Erlendur se metió en el coche con el teléfono y cerró la puerta para oír mejor. Enseguida reconoció la voz.

—Él está aquí —dijo Elín en cuanto oyó la voz de Erlendur.

Estaba muy nerviosa.

—Relájate, Elín —sugirió Erlendur—. ¿De quién me hablas?

—Está aquí, delante de mi casa, de pie bajo la lluvia, y mirando fijamente mis ventanas.

Su voz se convirtió en un susurro.

—¿Quién, Elín? ¿Estás en tu casa? ¿En Keflavík?

—No sé cuándo vino, no sé cuánto tiempo lleva ahí. Lo he descubierto hace un momento. No querían ponerme en contacto contigo.

—No acabo de entenderte. ¿De quién hablas, Elín?

—Pues del hombre. Estoy segura de que es él, el muy animal.

—¿Quién?

—¡El mal nacido que atacó a Kolbrún!

—¿Que atacó a Kolbrún? Pero ¿qué dices?

—Lo sé. Es imposible, pero está aquí de todas formas.

—¿No estarás algo confusa?

—No digas que estoy confusa. Por favor. Sé perfectamente lo que digo.

—¿Y a qué hombre te refieres?

—¿Que a qué hombre? ¿Qué quieres decir?

—¿Que a quién te refieres? ¿Qué hombre atacó a Kolbrún?

—¡Pues Holberg! —En vez de elevar la voz, Elín hablaba en un murmullo—. ¡Está aquí, delante de mi casa!

Erlendur se quedó callado.

—¿Estás ahí? —susurró Elín—. ¿Qué vas a hacer?

—Elín —dijo Erlendur marcando bien sus palabras—. Es imposible que sea Holberg. Holberg está muerto. Tiene que ser otra persona.

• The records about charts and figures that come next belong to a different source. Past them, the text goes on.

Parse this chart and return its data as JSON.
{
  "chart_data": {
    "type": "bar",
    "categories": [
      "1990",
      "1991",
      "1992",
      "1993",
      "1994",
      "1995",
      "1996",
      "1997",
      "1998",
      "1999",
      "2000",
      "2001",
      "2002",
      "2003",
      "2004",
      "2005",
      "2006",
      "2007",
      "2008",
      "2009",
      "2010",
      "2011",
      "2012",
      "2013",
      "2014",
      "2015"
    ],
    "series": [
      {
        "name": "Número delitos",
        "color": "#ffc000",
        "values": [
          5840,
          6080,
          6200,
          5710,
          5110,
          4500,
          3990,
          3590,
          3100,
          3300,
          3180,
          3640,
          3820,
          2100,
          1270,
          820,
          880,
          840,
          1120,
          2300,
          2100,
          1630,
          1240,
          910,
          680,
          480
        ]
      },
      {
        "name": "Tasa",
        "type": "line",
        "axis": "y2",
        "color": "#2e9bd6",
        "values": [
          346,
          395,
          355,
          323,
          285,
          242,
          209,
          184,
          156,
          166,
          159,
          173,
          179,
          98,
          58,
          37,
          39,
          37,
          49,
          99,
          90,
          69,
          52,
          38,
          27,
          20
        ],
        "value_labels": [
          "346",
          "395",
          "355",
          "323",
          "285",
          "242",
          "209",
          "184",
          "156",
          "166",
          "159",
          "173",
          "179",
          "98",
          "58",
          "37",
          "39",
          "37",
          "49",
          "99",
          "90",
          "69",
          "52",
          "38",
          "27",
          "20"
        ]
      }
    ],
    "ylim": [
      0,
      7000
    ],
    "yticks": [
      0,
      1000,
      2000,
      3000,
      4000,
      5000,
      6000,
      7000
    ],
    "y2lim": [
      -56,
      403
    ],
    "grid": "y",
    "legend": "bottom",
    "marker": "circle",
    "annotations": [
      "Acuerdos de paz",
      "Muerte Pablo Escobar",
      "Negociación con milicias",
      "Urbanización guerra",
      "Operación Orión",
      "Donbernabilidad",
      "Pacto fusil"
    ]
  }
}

—No me hables como si fuera una niña. Ese animal está aquí fuera mirando hacia mis ventanas.

Capítulo 28

Se interrumpió la conexión y Erlendur puso el coche en marcha. Sigurdur Óli y Elinborg vieron cómo daba marcha atrás y luego desaparecía calle abajo. Se miraron el uno al otro y se encogieron de hombros. Hacía mucho que Erlendur había dejado de sorprenderles.

Aún no había salido de la calle cuando ya estaba en contacto con la policía de Keflavík. Les pidio que fueran a casa de Elín para arrestar al hombre que había allí delante, vestido con chaqueta azul, pantalones tejanos y zapatillas deportivas blancas, según la descripción dada por la mujer. Al oficial de guardia le advirtió que no utilizaran ni sirenas ni luces intermitentes, sino que se acercaran tan silenciosamente como fuera posible para no ahuyentar al hombre.